Стояла лютая ночь. Лошади и кибитки, в которых везли петрашевцев, завязли в сугробах. Свирепо выла метель. Окоченевший Достоевский с трудом выбрался из повозки. Над обозом вихрилась, подхватываемая ветром, густая брань извозчиков, нещадно хлеставших бессильно рвавшихся из сугробов коней. Вокруг — только снег и метель. Впереди — Сибирь, позади — все прошедшее.
Достоевский плакал. Слезы замерзали, превращаясь в сосульки. Было больно смотреть в ночь, веки отказывались моргать, и Достоевский то и дело протирал глаза заскорузлой варежкой. Сейчас он был похож на большого ребенка, покинутого всеми, брошенного на произвол судьбы. Он в эти минуты, конечно, и не думал о том, какие могучие книги возьмут свое начало из этих хлынувших в морозной ночи слез…
Легостаев вдруг рванулся на койке и не смог сдержать стона.
— Вам плохо? — испугалась Тося и положила книжку на тумбочку. — Все, больше ни единой строчечки!
— Нет, нет, — медленно успокаиваясь, прошептал Легостаев. — Спасибо, сестричка…
Тося бережно поправляла ему подушку, укрывала его, а он все видел перед собой Достоевского в метельной ночи и понял, что не сможет жить дальше, если эту метель, и слезы, и рвущихся из сугробов лошадей не перенесет на полотно. «Значит, снова за кисть? — спрашивал он себя и тут же отвечал, не колеблясь, но и не без внутренней боязни: — Снова, снова за кисть, и конец мукам, и тайным слезам, и гложущей душу тоске… Вот он, Достоевский, стоит чуть не по пояс в снегу, на обочине сибирского тракта и беззвучно рыдает в ночи.

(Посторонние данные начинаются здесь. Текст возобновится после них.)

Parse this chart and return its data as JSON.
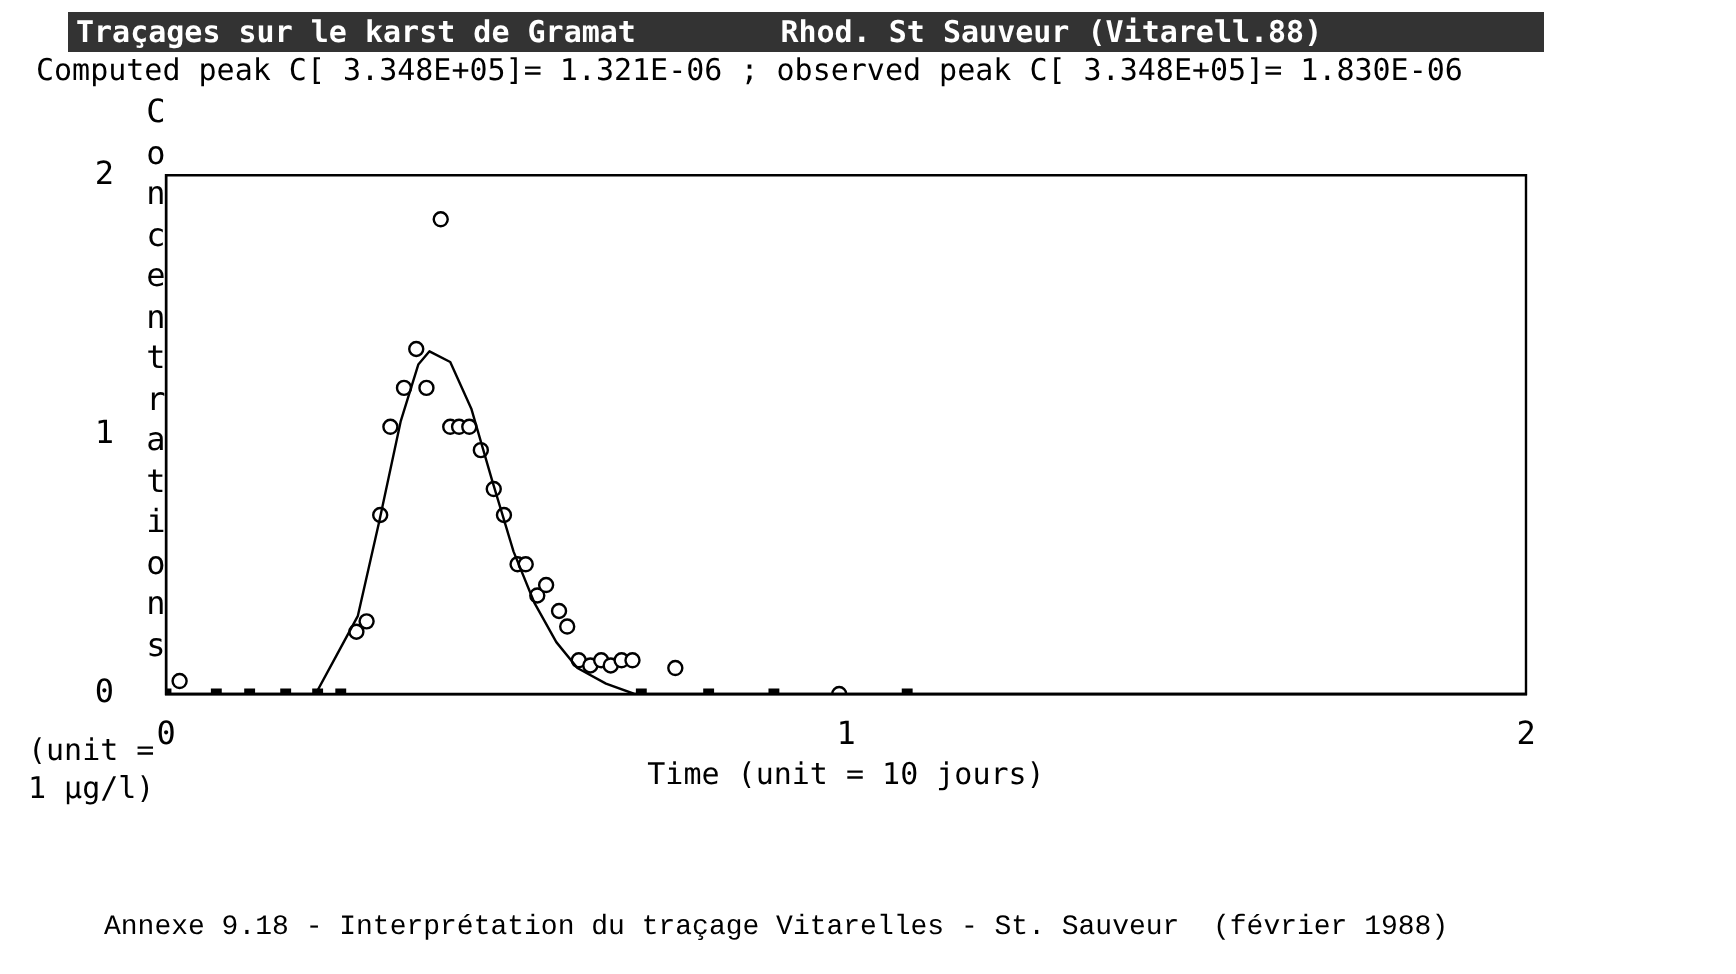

Ты же видишь его, видишь. Да, да, надо жить, надо работать…»
Потом, уже накануне выписки из госпиталя, Легостаев пытался понять, почему не поездка к сыну на заставу, не фронт и даже не само ранение вызвали у него столь яростное желание снова взяться за кисть, а вот эта беспомощная, жалкая и страдальческая фигура Достоевского, стоящего в кандалах в метельной ночи. И наконец-то нашел ответ в простой, до невероятности простой мысли: он увидел в нем, Достоевском, то страдание, которое испытал сам. И удивительно: Достоевский вызывал в нем не жалость, а жажду творчества; что-то неизмеримо более сильное, властное и победное, чем страдание, увидел в этой страшной картине Легостаев.